Multi–stakeholder effort to promote Walla Patta cultivation in home gardens
Saturday, 7 June 2014 00:00
Sadaharitha Plantations Limited, the nation’s foremost commercial forestry plantations recently released a landmark study on the possibility of growing Walla Patta in home gardens.
Initiated by Sadaharitha Plantations, the research was conducted in collaboration with the National Research Council and the Department of Forestry and Environmental Science of the University of Sri Jayewardenepura, to dispel the baseless beliefs that are prevalent in the media on Walla Patta.
The study also focused on the rampant destruction of the Walla Patta plants causing untold harm and extinction of the plant. The Sri Lankan Government too has supported this research with financial assistance towards the project.
The main objective of this research is to assess the feasibility of developing and growing a successful Walla Patta commercial plantation that produces the valuable Agarwood resins within a decade and creating awareness among the general public of opportunities in Walla Patta cultivation in one’s home garden.
Gyrinops walla is the botanical name of Walla Patta belonging to the Thymelaeaceae family. Eight known varieties of these species are available in forests of the South East Asia countries. Among these genre, only Gyrinops walla, locally known as Walla Patta is found in Sri Lanka. In ancient Sri Lanka, villagers used this wood for rituals and traditional religious ceremonies. However after 2012, this changed when international demand for the wood grew.
Injury to the tree due to natural causes results in the production of a dark coloured resinous tissue. This is known as Agarwood and the process of this production is the tree’s response to injury as its first line of defense. According to Botanists the natural formation of this resin usually requires a period of 25-30 years and naturally formed Agarwood is used to manufacture perfumes, incense and cosmetic products.
Enlighten public on the ongoing eradication
Another important objective of this research conducted by Sadaharitha Plantations is to enlighten the general public on the ongoing eradication of this endangered plant. According to Botanists in Sri Lanka, the presence of Agarwood formed due to natural reasons is found in only 7%-8% of Walla Patta trees. However due to the wrongful assumption that all Walla Patta trees produce the Agarwood resin, rampant felling is carried out causing harm to immature trees decreasing the percentage of adult trees that reproduce the valuable resin.

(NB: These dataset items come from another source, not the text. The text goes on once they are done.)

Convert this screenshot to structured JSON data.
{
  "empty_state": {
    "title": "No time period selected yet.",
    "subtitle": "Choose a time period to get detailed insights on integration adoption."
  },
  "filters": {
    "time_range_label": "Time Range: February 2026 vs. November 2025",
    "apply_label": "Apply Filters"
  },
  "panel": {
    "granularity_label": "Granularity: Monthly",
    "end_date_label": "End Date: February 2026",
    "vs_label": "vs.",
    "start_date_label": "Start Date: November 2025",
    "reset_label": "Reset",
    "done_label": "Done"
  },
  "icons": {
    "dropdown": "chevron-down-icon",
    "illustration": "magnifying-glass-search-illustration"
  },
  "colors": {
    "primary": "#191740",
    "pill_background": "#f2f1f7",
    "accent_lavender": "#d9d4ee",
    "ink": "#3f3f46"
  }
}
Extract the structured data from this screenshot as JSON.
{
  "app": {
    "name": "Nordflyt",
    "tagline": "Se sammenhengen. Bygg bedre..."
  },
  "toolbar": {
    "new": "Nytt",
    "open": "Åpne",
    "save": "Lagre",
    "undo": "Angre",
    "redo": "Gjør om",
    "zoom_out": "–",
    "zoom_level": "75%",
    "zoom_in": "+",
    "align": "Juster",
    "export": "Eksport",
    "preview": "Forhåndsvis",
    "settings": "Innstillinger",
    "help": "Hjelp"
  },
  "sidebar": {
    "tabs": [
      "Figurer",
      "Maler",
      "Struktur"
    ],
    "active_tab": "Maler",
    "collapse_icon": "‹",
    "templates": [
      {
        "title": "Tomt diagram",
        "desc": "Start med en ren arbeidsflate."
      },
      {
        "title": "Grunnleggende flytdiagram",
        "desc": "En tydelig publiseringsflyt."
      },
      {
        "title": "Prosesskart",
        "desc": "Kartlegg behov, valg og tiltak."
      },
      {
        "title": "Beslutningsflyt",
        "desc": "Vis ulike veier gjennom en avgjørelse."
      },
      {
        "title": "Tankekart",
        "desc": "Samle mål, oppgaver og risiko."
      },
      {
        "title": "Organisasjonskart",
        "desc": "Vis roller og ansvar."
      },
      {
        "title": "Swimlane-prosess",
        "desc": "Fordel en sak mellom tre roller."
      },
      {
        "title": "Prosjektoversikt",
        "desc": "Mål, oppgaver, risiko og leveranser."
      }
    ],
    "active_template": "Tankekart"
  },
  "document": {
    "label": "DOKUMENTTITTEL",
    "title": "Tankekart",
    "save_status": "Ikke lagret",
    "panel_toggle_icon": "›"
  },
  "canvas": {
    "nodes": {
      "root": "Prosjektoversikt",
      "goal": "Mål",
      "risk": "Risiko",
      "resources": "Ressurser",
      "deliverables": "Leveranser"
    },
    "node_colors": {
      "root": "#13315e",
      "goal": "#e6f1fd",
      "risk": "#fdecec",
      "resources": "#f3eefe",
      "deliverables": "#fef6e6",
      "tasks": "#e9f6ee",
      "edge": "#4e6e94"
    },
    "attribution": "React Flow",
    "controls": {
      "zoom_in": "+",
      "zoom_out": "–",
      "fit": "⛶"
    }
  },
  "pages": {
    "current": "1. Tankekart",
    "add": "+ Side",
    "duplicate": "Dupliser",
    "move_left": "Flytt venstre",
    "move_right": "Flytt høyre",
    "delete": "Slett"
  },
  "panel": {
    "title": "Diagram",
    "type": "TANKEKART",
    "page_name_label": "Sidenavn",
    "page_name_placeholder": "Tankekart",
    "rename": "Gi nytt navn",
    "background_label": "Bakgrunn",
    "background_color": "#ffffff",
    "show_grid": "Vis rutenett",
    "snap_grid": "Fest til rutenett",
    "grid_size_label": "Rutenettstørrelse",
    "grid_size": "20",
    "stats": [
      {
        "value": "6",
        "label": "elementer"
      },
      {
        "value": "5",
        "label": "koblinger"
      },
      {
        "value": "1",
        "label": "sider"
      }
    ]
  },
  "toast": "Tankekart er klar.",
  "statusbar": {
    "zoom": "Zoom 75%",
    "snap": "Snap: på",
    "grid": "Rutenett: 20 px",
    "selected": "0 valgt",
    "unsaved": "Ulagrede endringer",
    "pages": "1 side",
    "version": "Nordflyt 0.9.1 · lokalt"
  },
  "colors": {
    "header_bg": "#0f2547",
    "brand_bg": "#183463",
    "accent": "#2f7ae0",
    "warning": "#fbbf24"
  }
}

Despite the existence of Sandalwood plantation, harvesting and reaping the benefits takes over 20 years. However, within a short time span of just 10 years, research reveals Agarwood cultivation as an ideal home crop in one’s garden also providing an opportunity to earn a sustainable and higher income. Researchers also firmly believe the final outcome of their findings will be released within the following year.
University of Sri Jayewardenepura Senior Lecturer & Department head of Forestry and Environmental Science Dr. Upul Subasinghe, who is spearheading this study said, “Due to the commercial nature of this crop the interest from the private sector has greatly increased. While this has resulted in many advantages, unfortunately due to non-policing and over exploitation detrimental repercussions are also foreseen today. The destruction of Walla Patta is such as example. However if we understand the true economic potential and suitable regulations are implemented we can reap the benefits from Agarwood or Walla Patta cultivations.”
“Sadaharitha Plantations, with support from the Government has understood the potential of commercial Walla Patta cultivation and this possibility has been confirmed through the recent research. Utilising the commercial accepted patent technology for Agarwood, through research we are using this process for Walla Patta trees, artificially creating the resin inside the trees. We are hopeful that our research findings will prevent further destruction of the Walla Patta trees,” he added.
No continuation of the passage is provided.